Lack of access on Pennsylvania’s Lake Erie tributary streams has confounded and angered fly fishers and other anglers in the state for most of the past decade. The state and local fishing clubs stock the tributary streams (and the lake) with brown trout and steelhead, but when the fish return on their fall and spring migrations, anglers are too often met with “No Trespassing” signs that are meant to preserve private fishing access for landowners and their paying guests.
The result is that the licensed fishing public—the people that fund the hatchery programs—are crowded into a few “public” areas, while a select few enjoy the fruits of state-owned hatcheries.
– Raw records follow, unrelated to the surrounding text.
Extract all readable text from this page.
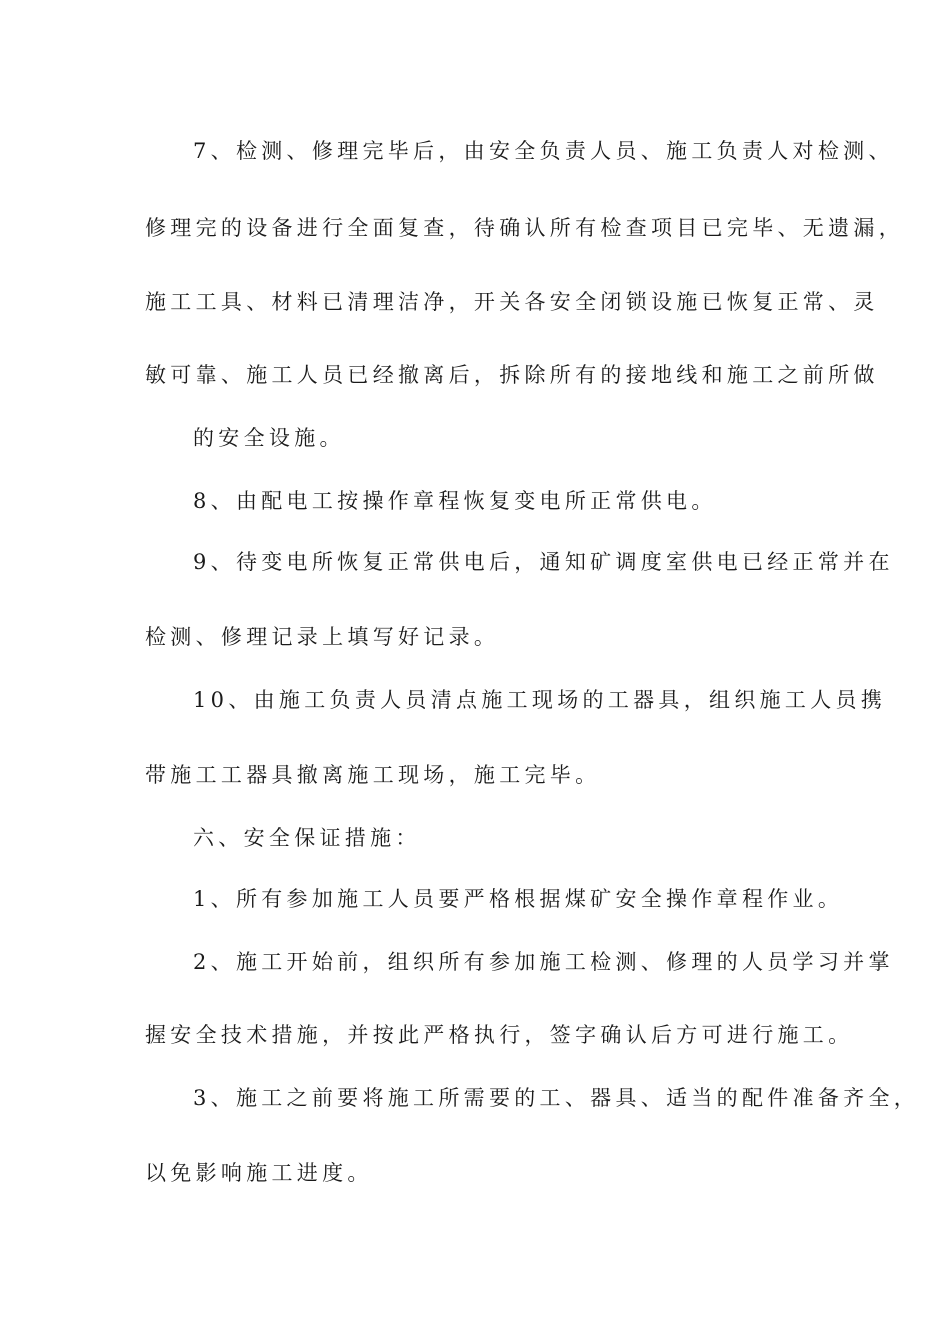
7、检测、修理完毕后，由安全负责人员、施工负责人对检测、
修理完的设备进行全面复查，待确认所有检查项目已完毕、无遗漏，
施工工具、材料已清理洁净，开关各安全闭锁设施已恢复正常、灵
敏可靠、施工人员已经撤离后，拆除所有的接地线和施工之前所做
的安全设施。
8、由配电工按操作章程恢复变电所正常供电。
9、待变电所恢复正常供电后，通知矿调度室供电已经正常并在
检测、修理记录上填写好记录。
10、由施工负责人员清点施工现场的工器具，组织施工人员携
带施工工器具撤离施工现场，施工完毕。
六、安全保证措施：
1、所有参加施工人员要严格根据煤矿安全操作章程作业。
2、施工开始前，组织所有参加施工检测、修理的人员学习并掌
握安全技术措施，并按此严格执行，签字确认后方可进行施工。
3、施工之前要将施工所需要的工、器具、适当的配件准备齐全，
以免影响施工进度。
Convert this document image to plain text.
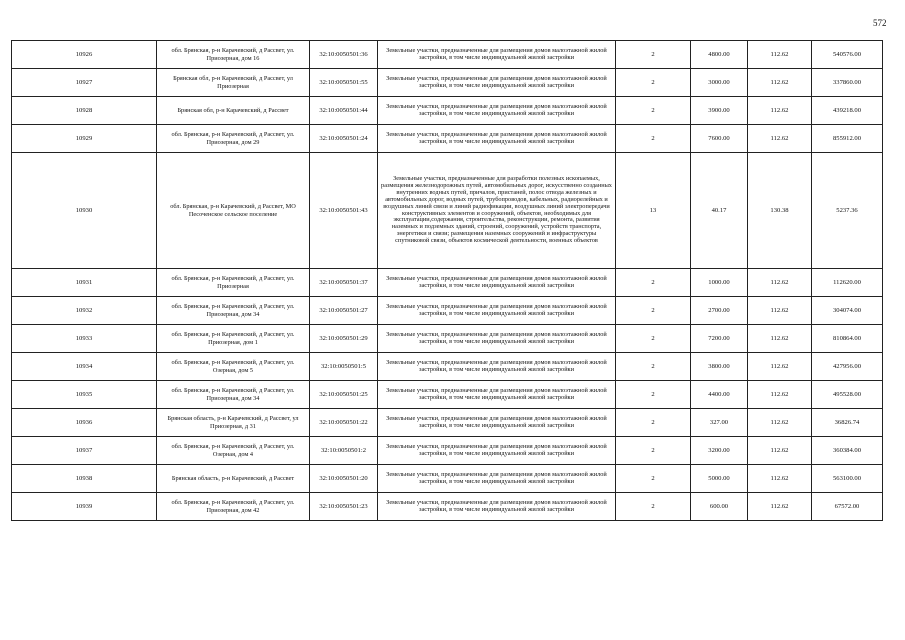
572
10926	обл. Брянская, р-н Карачевский, д Рассвет, ул. Приозерная, дом 16	32:10:0050501:36	Земельные участки, предназначенные для размещения домов малоэтажной жилой застройки, в том числе индивидуальной жилой застройки	2	4800.00	112.62	540576.00
10927	Брянская обл, р-н Карачевский, д Рассвет, ул Приозерная	32:10:0050501:55	Земельные участки, предназначенные для размещения домов малоэтажной жилой застройки, в том числе индивидуальной жилой застройки	2	3000.00	112.62	337860.00
10928	Брянская обл, р-н Карачевский, д Рассвет	32:10:0050501:44	Земельные участки, предназначенные для размещения домов малоэтажной жилой застройки, в том числе индивидуальной жилой застройки	2	3900.00	112.62	439218.00
10929	обл. Брянская, р-н Карачевский, д Рассвет, ул. Приозерная, дом 29	32:10:0050501:24	Земельные участки, предназначенные для размещения домов малоэтажной жилой застройки, в том числе индивидуальной жилой застройки	2	7600.00	112.62	855912.00
10930	обл. Брянская, р-н Карачевский, д Рассвет, МО Песоченское сельское поселение	32:10:0050501:43	Земельные участки, предназначенные для разработки полезных ископаемых, размещения железнодорожных путей, автомобильных дорог, искусственно созданных внутренних водных путей, причалов, пристаней, полос отвода железных и автомобильных дорог, водных путей, трубопроводов, кабельных, радиорелейных и воздушных линий связи и линий радиофикации, воздушных линий электропередачи конструктивных элементов и сооружений, объектов, необходимых для эксплуатации,содержания, строительства, реконструкции, ремонта, развития наземных и подземных зданий, строений, сооружений, устройств транспорта, энергетики и связи; размещения наземных сооружений и инфраструктуры спутниковой связи, объектов космической деятельности, военных объектов	13	40.17	130.38	5237.36
10931	обл. Брянская, р-н Карачевский, д Рассвет, ул. Приозерная	32:10:0050501:37	Земельные участки, предназначенные для размещения домов малоэтажной жилой застройки, в том числе индивидуальной жилой застройки	2	1000.00	112.62	112620.00
10932	обл. Брянская, р-н Карачевский, д Рассвет, ул. Приозерная, дом 34	32:10:0050501:27	Земельные участки, предназначенные для размещения домов малоэтажной жилой застройки, в том числе индивидуальной жилой застройки	2	2700.00	112.62	304074.00
10933	обл. Брянская, р-н Карачевский, д Рассвет, ул. Приозерная, дом 1	32:10:0050501:29	Земельные участки, предназначенные для размещения домов малоэтажной жилой застройки, в том числе индивидуальной жилой застройки	2	7200.00	112.62	810864.00
10934	обл. Брянская, р-н Карачевский, д Рассвет, ул. Озерная, дом 5	32:10:0050501:5	Земельные участки, предназначенные для размещения домов малоэтажной жилой застройки, в том числе индивидуальной жилой застройки	2	3800.00	112.62	427956.00
10935	обл. Брянская, р-н Карачевский, д Рассвет, ул. Приозерная, дом 34	32:10:0050501:25	Земельные участки, предназначенные для размещения домов малоэтажной жилой застройки, в том числе индивидуальной жилой застройки	2	4400.00	112.62	495528.00
10936	Брянская область, р-н Карачевский, д Рассвет, ул Приозерная, д 31	32:10:0050501:22	Земельные участки, предназначенные для размещения домов малоэтажной жилой застройки, в том числе индивидуальной жилой застройки	2	327.00	112.62	36826.74
10937	обл. Брянская, р-н Карачевский, д Рассвет, ул. Озерная, дом 4	32:10:0050501:2	Земельные участки, предназначенные для размещения домов малоэтажной жилой застройки, в том числе индивидуальной жилой застройки	2	3200.00	112.62	360384.00
10938	Брянская область, р-н Карачевский, д Рассвет	32:10:0050501:20	Земельные участки, предназначенные для размещения домов малоэтажной жилой застройки, в том числе индивидуальной жилой застройки	2	5000.00	112.62	563100.00
10939	обл. Брянская, р-н Карачевский, д Рассвет, ул. Приозерная, дом 42	32:10:0050501:23	Земельные участки, предназначенные для размещения домов малоэтажной жилой застройки, в том числе индивидуальной жилой застройки	2	600.00	112.62	67572.00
The good news is that the funds gathered by the sale of Lake Erie trout/salmon permits ($6) over the past five years have accrued to the point where the Pennsylvania Fish & Boat Commission (PFBC) is making significant headway in preserving and enhancing angling access on Lake Erie tributaries.
At an April 2012 meeting of the PFBC, Commissioners used the Lake Erie access funds to authorize a grant of $209,300 to the Western Pennsylvania Conservancy to assist with the purchase of approximately 84 acres in Girard Township, Erie County. The property includes 3,600 linear feet of access on Elk Creek and is adjacent to current public fishing easements. The project will include a parking area and a footpath to Elk Creek. Once the project is completed, the public fishing corridor will extend for about 2.7 miles. The conservancy has received additional funding from outside sources for the project.